THE SIX TISSUE STATES
Although simple at first glance, the fundamental concepts of traditional energetics of food and medicine delve deeply into the complex nuances of health. They are now reclaiming their rightful place in harmony with modern perspectives and sciences. A recent interpretation using modern terminology is the "six tissue states" system, which focuses on metabolism, fluids, and tone.
Metabolism is measured as hot or cold, meaning underactive or overactive.
Fluids are damp or dry, meaning excessive or deficient.
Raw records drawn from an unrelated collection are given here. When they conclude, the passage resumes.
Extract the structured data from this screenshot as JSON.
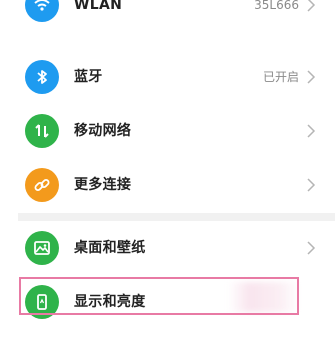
{
  "settings": {
    "items": [
      {
        "label": "WLAN",
        "value": "35L666",
        "icon": "wifi-icon",
        "color": "#1e9bf0"
      },
      {
        "label": "蓝牙",
        "value": "已开启",
        "icon": "bluetooth-icon",
        "color": "#1e9bf0"
      },
      {
        "label": "移动网络",
        "value": "",
        "icon": "mobile-data-icon",
        "color": "#2fb34a"
      },
      {
        "label": "更多连接",
        "value": "",
        "icon": "link-icon",
        "color": "#f39a1c"
      },
      {
        "label": "桌面和壁纸",
        "value": "",
        "icon": "wallpaper-icon",
        "color": "#2fb34a"
      },
      {
        "label": "显示和亮度",
        "value": "",
        "icon": "display-icon",
        "color": "#2fb34a"
      }
    ]
  },
  "colors": {
    "accent_blue": "#1e9bf0",
    "accent_green": "#2fb34a",
    "accent_orange": "#f39a1c",
    "highlight_border": "#e87aa4"
  }
}
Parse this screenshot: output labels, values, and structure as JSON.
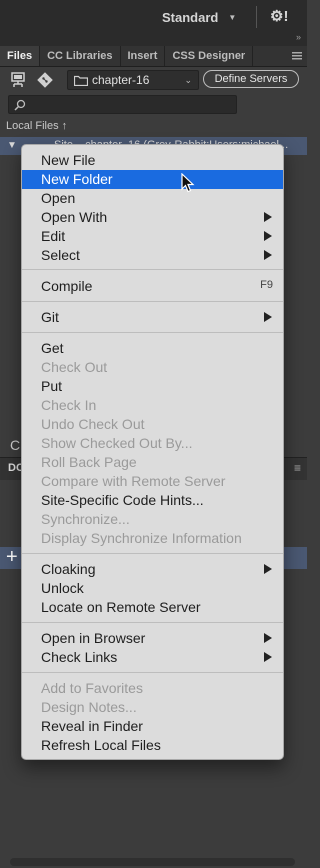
{
  "topbar": {
    "workspace": "Standard"
  },
  "tabs": [
    {
      "label": "Files",
      "active": true
    },
    {
      "label": "CC Libraries",
      "active": false
    },
    {
      "label": "Insert",
      "active": false
    },
    {
      "label": "CSS Designer",
      "active": false
    }
  ],
  "toolbar": {
    "site_name": "chapter-16",
    "define_servers": "Define Servers"
  },
  "files": {
    "local_files_label": "Local Files",
    "site_row_text": "Site – chapter_16 (Grey-Rabbit:Users:michael..."
  },
  "lower_panel": {
    "tab_label": "DO"
  },
  "context_menu": {
    "items": [
      {
        "label": "New File"
      },
      {
        "label": "New Folder",
        "selected": true
      },
      {
        "label": "Open"
      },
      {
        "label": "Open With",
        "submenu": true
      },
      {
        "label": "Edit",
        "submenu": true
      },
      {
        "label": "Select",
        "submenu": true
      },
      {
        "label": "Compile",
        "shortcut": "F9"
      },
      {
        "label": "Git",
        "submenu": true
      },
      {
        "label": "Get"
      },
      {
        "label": "Check Out",
        "disabled": true
      },
      {
        "label": "Put"
      },
      {
        "label": "Check In",
        "disabled": true
      },
      {
        "label": "Undo Check Out",
        "disabled": true
      },
      {
        "label": "Show Checked Out By...",
        "disabled": true
      },
      {
        "label": "Roll Back Page",
        "disabled": true
      },
      {
        "label": "Compare with Remote Server",
        "disabled": true
      },
      {
        "label": "Site-Specific Code Hints..."
      },
      {
        "label": "Synchronize...",
        "disabled": true
      },
      {
        "label": "Display Synchronize Information",
        "disabled": true
      },
      {
        "label": "Cloaking",
        "submenu": true
      },
      {
        "label": "Unlock"
      },
      {
        "label": "Locate on Remote Server"
      },
      {
        "label": "Open in Browser",
        "submenu": true
      },
      {
        "label": "Check Links",
        "submenu": true
      },
      {
        "label": "Add to Favorites",
        "disabled": true
      },
      {
        "label": "Design Notes...",
        "disabled": true
      },
      {
        "label": "Reveal in Finder"
      },
      {
        "label": "Refresh Local Files"
      }
    ]
  }
}
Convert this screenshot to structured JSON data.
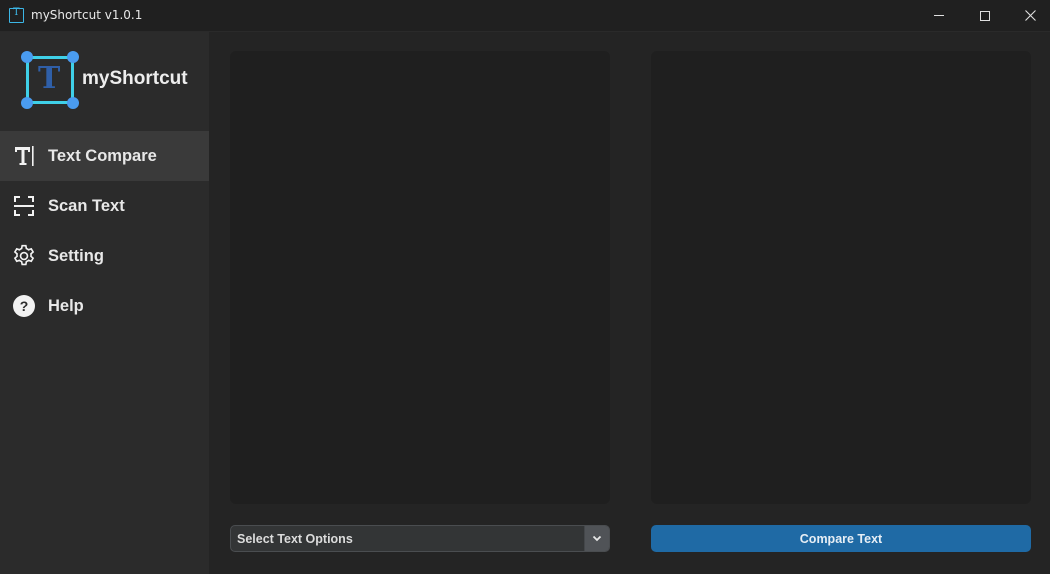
{
  "window": {
    "title": "myShortcut v1.0.1",
    "icon": "app-text-icon"
  },
  "sidebar": {
    "logo_text": "myShortcut",
    "logo_icon": "logo-T-icon",
    "items": [
      {
        "label": "Text Compare",
        "icon": "text-icon",
        "active": true
      },
      {
        "label": "Scan Text",
        "icon": "scan-icon",
        "active": false
      },
      {
        "label": "Setting",
        "icon": "gear-icon",
        "active": false
      },
      {
        "label": "Help",
        "icon": "help-icon",
        "active": false
      }
    ]
  },
  "main": {
    "left_text": "",
    "right_text": "",
    "select": {
      "value": "Select Text Options"
    },
    "compare_button": "Compare Text"
  },
  "colors": {
    "accent": "#1f6aa5",
    "logo_frame": "#3fd0e8",
    "logo_corners": "#4a9cf0",
    "sidebar_bg": "#2b2b2b",
    "main_bg": "#242424",
    "panel_bg": "#1f1f1f"
  }
}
Tone is tense or relaxed, meaning spastic or atonic.
Armed with the basic principles of energetics, we are much more apt to program our diet and medicine in a deeply specified way. Often people wonder, why does this herb work for a condition in one person and not in another? This discrepancy can often be boiled down to the unique energetic blueprint of everyone. A flu virus for example, can present in a wide variety of symptoms, depending upon the energetic architecture of its “host”.
Keeping this in mind, when we create our formulas we seek to create energetically balanced formulas that don’t stray too far to any extreme. We use carefully chosen combinations herbs and mushrooms which naturally buffer and balance one another, finding a middle ground which is more suitable for the general public.
While we may start off with a modern biological target function such as increasing energy, improving sleep or strengthening immune health, we fine tune each of our formulas using traditional methodology. This allows us to choose ingredients which work specifically with all of the body systems involved, in an energetically balanced manner. Traditional energetics provide a model which also benefit the target function of a formula in a holistic way, considering not only the obvious symptoms of a health issue, but also the root cause.